But, growing up with an alcoholic mother, my most common mode of escape as a child was in fiction. Before I was old enough to simply walk out of the house and literally escape, I hid inside my room and read entire afternoons away, happily lost. Hepola spends hungover mornings piecing together the missing hours of the nights before and frequently wakes up with unrecognizable men in unfamiliar places. She eventually realizes a life of best books on alcoholism forgotten times and missing memories is no life at all, and she sets out to find her identity outside of drinking. All in all, this is an excellent quit lit story for those interested in an eye-opening perspective on alcohol’s role in our society today.

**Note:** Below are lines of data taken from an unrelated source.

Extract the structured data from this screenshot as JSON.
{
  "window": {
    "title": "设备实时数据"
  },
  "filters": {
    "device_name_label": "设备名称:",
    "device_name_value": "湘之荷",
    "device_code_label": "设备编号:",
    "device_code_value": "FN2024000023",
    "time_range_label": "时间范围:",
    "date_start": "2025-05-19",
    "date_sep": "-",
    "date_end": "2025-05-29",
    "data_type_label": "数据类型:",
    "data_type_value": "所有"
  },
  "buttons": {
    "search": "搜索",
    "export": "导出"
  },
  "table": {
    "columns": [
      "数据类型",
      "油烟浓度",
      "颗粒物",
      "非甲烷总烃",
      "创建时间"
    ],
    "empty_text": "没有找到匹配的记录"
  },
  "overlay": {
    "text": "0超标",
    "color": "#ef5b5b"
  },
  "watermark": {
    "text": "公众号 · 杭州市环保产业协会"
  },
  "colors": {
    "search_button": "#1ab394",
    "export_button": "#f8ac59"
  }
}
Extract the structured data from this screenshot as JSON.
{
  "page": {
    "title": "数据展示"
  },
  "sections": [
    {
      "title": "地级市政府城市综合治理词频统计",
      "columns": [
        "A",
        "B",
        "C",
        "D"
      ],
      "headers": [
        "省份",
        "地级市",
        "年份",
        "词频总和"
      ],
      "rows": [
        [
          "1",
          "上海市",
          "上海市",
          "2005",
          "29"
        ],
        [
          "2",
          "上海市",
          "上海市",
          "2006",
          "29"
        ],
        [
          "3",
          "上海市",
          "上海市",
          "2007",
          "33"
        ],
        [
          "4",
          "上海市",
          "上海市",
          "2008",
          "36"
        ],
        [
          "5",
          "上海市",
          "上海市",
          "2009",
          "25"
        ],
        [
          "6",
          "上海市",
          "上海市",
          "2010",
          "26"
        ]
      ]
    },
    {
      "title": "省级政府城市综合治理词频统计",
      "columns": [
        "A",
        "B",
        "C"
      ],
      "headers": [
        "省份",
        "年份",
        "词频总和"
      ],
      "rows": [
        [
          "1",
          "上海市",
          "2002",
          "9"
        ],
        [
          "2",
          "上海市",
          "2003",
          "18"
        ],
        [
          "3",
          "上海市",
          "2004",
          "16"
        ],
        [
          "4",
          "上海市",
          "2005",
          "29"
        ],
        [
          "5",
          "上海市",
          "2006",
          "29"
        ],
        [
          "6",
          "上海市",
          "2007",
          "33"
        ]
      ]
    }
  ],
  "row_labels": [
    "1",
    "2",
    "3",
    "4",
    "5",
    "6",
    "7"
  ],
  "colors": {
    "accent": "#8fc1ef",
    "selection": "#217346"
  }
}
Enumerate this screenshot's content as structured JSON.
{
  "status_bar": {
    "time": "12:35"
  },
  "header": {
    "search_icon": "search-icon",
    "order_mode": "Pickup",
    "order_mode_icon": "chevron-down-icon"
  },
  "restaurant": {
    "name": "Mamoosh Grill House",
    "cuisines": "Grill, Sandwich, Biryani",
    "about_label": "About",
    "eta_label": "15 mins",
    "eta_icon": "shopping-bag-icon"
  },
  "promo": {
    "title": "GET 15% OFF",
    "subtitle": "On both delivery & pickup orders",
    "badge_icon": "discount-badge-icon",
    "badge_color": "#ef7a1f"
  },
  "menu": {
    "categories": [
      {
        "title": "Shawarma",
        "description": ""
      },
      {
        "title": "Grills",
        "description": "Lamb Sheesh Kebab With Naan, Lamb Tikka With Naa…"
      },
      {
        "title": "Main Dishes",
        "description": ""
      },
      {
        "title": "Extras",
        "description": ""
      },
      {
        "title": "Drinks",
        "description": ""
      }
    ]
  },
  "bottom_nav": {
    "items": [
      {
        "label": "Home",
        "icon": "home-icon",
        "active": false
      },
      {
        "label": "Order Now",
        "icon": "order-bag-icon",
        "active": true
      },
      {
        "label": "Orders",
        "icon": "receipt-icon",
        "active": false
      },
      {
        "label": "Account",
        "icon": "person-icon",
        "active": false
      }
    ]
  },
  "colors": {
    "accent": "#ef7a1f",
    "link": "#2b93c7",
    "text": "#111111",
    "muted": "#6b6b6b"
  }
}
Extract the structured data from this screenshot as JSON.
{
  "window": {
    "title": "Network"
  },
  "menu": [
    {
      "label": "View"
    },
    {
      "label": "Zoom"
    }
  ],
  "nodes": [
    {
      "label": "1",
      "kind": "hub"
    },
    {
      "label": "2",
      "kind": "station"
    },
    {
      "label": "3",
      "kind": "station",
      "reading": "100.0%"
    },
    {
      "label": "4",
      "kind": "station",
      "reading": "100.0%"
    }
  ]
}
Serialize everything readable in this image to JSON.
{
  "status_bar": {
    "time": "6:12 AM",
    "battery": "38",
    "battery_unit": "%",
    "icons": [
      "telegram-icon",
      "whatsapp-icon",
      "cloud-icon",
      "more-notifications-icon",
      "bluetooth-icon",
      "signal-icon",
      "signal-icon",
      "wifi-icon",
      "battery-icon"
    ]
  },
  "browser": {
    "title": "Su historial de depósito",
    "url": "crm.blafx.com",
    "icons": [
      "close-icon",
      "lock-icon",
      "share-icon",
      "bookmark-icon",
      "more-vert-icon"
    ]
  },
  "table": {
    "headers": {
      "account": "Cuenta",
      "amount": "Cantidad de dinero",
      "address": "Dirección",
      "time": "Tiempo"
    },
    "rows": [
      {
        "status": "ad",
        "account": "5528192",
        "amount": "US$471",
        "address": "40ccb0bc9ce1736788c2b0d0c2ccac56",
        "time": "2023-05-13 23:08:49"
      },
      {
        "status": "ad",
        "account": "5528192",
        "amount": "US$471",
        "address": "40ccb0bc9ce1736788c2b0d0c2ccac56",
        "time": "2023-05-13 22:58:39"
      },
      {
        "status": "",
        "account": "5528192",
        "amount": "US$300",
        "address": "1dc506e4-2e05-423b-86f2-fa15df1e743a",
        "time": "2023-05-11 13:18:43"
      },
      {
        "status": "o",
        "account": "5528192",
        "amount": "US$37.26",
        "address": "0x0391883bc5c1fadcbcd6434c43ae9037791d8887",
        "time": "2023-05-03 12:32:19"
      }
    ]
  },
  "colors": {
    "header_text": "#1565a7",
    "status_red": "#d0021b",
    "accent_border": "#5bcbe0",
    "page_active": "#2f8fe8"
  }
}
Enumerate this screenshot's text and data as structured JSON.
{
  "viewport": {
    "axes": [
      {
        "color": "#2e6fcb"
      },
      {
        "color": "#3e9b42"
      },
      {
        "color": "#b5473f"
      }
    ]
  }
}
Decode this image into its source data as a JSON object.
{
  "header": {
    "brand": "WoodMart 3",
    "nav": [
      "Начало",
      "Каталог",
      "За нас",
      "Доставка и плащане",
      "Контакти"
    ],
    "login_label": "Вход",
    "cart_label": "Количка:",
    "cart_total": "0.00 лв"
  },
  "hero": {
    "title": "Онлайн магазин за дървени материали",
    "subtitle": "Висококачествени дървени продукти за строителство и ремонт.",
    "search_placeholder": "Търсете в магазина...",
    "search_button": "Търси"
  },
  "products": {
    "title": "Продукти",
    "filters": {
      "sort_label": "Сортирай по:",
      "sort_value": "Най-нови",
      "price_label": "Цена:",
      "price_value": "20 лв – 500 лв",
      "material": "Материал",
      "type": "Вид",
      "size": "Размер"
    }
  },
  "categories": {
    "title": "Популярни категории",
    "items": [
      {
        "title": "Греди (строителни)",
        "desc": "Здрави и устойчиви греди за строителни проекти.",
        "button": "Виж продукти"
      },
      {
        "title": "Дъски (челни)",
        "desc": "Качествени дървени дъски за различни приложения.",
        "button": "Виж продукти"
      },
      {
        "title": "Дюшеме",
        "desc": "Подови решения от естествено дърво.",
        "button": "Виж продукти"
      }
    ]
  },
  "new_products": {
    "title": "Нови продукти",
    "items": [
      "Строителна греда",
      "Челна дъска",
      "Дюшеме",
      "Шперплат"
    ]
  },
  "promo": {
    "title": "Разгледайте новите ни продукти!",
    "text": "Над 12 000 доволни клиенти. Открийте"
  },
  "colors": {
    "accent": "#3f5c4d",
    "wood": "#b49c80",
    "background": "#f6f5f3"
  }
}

- If you’re feeling down about “missing out” on life if you cut back on alcohol or got sober, read this book.
- Dr. Maté shares the powerful insight that substance use is, in many cases, a survival mechanism.
- A Piece of Cake is her gripping tale of crashing down to the bottom and crawling back to the top.
- Healing Neen provides a personal look into the connection between incarceration, substance use, and trauma.
The Trip to Echo Spring: On Writers and Drinking
Horrified and enthralled, we see the world through Clegg’s increasingly despairing gaze—and a part of us longs as much as he does for another fix to provide some relief from the horror. Although both are worth reading, it’s the first I find myself returning to, marvelling at its ability to conjure the insanity of addiction from inside its diabolical reality. 2009’s Lit is the volume that deals with Karr’s alcoholism marijuana addiction and desperate search for recovery. It can be read alone, but why would you want to miss out on reading all three in order?
The Unexpected Joy of Being Sober by Catherine Gray
I am, probably, by way of my history, more attuned to picking up on it than others. Formally masterful and inventive, The Chronology of Water features poetic, non-linear prose that flows in and out of Yuknavitch’s experiences with parental violence and neglect, child loss, unmet expectations, and drugs and alcohol. The author, once a promising competitive swimmer with a scholarship, leaves behind a dysfunctional home only to fall into known destructive patterns, experimenting with self-destructive forms of escape.
The best books on London’s Addictions, recommended by Dr Matthew Green
This is a must-read for anyone seeking a compelling and honest portrayal of the journey towards recovery from alcoholism. For now I’ll mention one more convention of addiction memoirs, although it differs slightly from the others because it’s more directly concerned with how they’re read than with how they’re written. The pleasures we expect from the form range from the https://ciunjungnews.my.id/2025/02/20/10-powerful-ways-to-prevent-relapse-and-maintain-2/ edifying (empathy, inspiration) to the unseemly (voyeurism, vicarious transgression) to mention just a few. But many readers —like the one I was during my time in rehab in 2015—also come to it seeking something often considered antithetical to art. I mean help, whether in the form of identification, solace or instruction. I said this convention concerned reading more directly than writing, but—since all good writing involves deep sensitivity to the reader’s experience—the two things are ultimately inseparable.
- So many of us look at “blacking out” as benign, or normal—an indicator of a “successful” night of drinking.
- In it, he confronts the fuzzy parameters of truth as it pertains to memoir by acknowledging his supreme unreliability as a narrator and reporting his own story out by interviewing over 60 people who dealt with him during his darkest days.
- It got me thinking the one thing I never wanted to be true… maybe it is the alcohol that’s making me so miserable?